For a long time, lack of health insurance has been a serious issue in America. While estimates vary, the ACA brought insurance to between ten and twenty million Americans, and pulling out the rug from under all these people could be catastrophic. The extension of Medicaid under the ACA meant that health care became more available to low-income individuals (those making under 133% of the Federal Poverty Level). Those making between 133% and 400% of the Federal Poverty Level qualified for various tax credits and subsidies, making health insurance up to 60% cheaper for them. Small businesses (those with less than 25 employees) received tax credits to pay for up to 50% of the employer health insurance they offer. Overall, Obamacare is good for low-income and middle-class Americans – those the Republican party claims to be concerned about.
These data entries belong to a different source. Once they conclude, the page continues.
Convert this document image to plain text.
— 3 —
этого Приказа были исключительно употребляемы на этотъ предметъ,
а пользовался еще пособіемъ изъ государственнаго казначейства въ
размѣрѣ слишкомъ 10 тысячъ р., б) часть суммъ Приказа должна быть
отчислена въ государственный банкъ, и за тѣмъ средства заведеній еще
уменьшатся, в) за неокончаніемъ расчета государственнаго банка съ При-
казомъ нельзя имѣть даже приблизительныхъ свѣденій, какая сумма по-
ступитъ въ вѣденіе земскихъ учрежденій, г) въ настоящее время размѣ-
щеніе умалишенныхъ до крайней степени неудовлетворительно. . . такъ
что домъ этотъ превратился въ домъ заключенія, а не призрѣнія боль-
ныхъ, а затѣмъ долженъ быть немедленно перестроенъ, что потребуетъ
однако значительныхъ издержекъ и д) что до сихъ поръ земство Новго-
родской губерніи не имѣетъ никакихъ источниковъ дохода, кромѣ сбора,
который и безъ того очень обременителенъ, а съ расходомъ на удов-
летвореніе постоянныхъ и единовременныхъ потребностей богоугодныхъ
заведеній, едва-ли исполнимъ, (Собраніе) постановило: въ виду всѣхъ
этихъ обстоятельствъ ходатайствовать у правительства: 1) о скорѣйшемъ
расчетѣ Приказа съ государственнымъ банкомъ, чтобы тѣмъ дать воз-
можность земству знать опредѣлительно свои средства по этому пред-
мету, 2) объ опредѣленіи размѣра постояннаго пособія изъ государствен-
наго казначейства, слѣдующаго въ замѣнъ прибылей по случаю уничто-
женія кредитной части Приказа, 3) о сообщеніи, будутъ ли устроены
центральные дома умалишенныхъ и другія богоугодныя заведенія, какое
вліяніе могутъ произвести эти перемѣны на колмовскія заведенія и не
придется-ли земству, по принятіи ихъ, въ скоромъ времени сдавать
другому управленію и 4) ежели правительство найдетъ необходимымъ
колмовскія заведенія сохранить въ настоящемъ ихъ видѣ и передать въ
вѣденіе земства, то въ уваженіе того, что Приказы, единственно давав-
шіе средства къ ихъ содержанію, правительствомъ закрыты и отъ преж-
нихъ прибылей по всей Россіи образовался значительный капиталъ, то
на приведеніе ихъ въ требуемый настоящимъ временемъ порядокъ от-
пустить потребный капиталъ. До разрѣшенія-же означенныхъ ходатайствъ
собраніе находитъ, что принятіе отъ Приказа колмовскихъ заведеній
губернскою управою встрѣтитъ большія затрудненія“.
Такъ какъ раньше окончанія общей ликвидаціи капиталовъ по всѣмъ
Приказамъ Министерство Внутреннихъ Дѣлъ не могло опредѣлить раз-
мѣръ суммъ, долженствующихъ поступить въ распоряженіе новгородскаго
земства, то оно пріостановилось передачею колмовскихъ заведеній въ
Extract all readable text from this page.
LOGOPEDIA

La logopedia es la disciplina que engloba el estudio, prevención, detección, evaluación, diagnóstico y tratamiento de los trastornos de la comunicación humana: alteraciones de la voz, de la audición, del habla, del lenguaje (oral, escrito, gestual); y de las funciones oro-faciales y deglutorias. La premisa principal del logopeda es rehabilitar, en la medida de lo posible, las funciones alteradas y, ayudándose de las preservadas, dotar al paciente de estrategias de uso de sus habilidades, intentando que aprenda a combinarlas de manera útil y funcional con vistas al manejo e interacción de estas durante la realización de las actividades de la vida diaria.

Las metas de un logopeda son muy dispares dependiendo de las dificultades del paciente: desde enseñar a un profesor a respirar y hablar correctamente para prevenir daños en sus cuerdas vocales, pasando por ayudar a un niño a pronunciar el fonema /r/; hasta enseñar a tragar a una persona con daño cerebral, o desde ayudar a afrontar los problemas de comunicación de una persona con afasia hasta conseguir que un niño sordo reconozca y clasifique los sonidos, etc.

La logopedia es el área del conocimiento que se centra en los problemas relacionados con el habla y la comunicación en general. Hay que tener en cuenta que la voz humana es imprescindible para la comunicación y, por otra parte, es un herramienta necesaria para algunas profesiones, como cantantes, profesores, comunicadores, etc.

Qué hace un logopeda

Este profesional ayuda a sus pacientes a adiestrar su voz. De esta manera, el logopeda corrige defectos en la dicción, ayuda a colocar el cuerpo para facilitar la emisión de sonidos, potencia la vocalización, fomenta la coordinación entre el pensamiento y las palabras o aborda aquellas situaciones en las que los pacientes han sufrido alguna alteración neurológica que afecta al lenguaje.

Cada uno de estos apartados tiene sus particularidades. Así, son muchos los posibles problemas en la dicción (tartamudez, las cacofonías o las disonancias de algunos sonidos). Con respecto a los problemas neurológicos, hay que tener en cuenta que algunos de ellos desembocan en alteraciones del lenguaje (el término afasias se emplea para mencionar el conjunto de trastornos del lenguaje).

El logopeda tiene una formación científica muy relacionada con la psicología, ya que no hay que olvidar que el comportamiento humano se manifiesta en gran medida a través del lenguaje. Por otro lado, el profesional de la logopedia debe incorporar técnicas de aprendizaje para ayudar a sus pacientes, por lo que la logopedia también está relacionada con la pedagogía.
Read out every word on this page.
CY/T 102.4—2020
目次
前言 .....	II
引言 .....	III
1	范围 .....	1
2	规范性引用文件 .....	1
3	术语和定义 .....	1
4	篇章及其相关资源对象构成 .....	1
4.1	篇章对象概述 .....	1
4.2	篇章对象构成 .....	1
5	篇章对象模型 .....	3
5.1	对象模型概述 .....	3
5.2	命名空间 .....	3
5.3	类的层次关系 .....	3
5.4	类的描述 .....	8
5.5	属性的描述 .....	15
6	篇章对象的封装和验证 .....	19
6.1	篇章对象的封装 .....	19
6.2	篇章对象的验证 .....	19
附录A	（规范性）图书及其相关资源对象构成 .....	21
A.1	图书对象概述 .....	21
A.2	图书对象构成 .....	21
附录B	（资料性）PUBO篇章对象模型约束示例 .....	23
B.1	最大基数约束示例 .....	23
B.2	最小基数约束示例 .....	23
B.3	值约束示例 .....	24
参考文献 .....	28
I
One controversial issue was the effects of the ACA on women. The ACA banned women from being charged more than men for health insurance, which is important considering that childbirth requires considerable medical attention. Some male Republicans stated that men should not have to subsidize women’s health care, which is absurd: everyone’s mother required health and maternity care, and better maternal health care is incredibly important for the long-term health of a population. Issues which ultimately stem from poor maternal health care can affect both mother and child for years to come, putting more costs onto society. Another source of controversy comes from conservative or religious groups who do not wish to offer their female employees insurance that covers contraception. As these are usually the same groups who decry single mothers and out-of-wedlock pregnancies, their objections seem hypocritical.
Overall, most aspects of Obamacare are popular with Americans. One of the biggest problems with health insurance prior to the ACA was individuals being denied health insurance due to pre-existing conditions. Sometimes this denial was unjust, and it always caused serious financial issues when these people became sick. The ACA banned this practice, a move supported by nearly 70% of Americans. According to a 2012 Kaiser Health survey, 51% of Americans support the government requirements for a basic healthcare package, 70% support the Medicare expansions, and 54% support the Employer Mandate requiring employers of more than 50 employees to provide health insurance for at least 95% of their employees and dependents up to the age of 26. 80% of Americans support tax credits for small businesses being used to help them pay for employee insurance. Over 70% support Obamacare’s financial help for middle and low-income uninsured Americans, with 53% supporting the increased tax on upper-income individuals to pay for Medicare.
These numbers mean that, overall, many aspects of the ACA are supported by the American people. So why is it so controversial? For a lot of average people, their issue is the individual mandate, which requires individuals to have health insurance. Some people who don’t feel that they need health insurance feel that this is unduly burdensome. Others simply bristle at the thought of the government telling them what to do regarding their healthcare. However, the individual mandate is necessary in order for the other, more popular, parts of the ACA to function. That is basically how insurance works: premiums from customers who do not need payouts pay for those who do. If the ACA only made health care more accessible to the sick without mandating that everyone have insurance, it would not be financially viable.
Currently, many Republicans are arguing that Obamacare is not financially viable even as is. If that is the case, they should find the problems and fix them, not eliminate the entire law in order to lower taxes for the rich while throwing all the people who need it under a bus. Millions have benefited from the ACA, and repealing it without guaranteeing that all those people will still be able to afford the health care they need is unconscionable.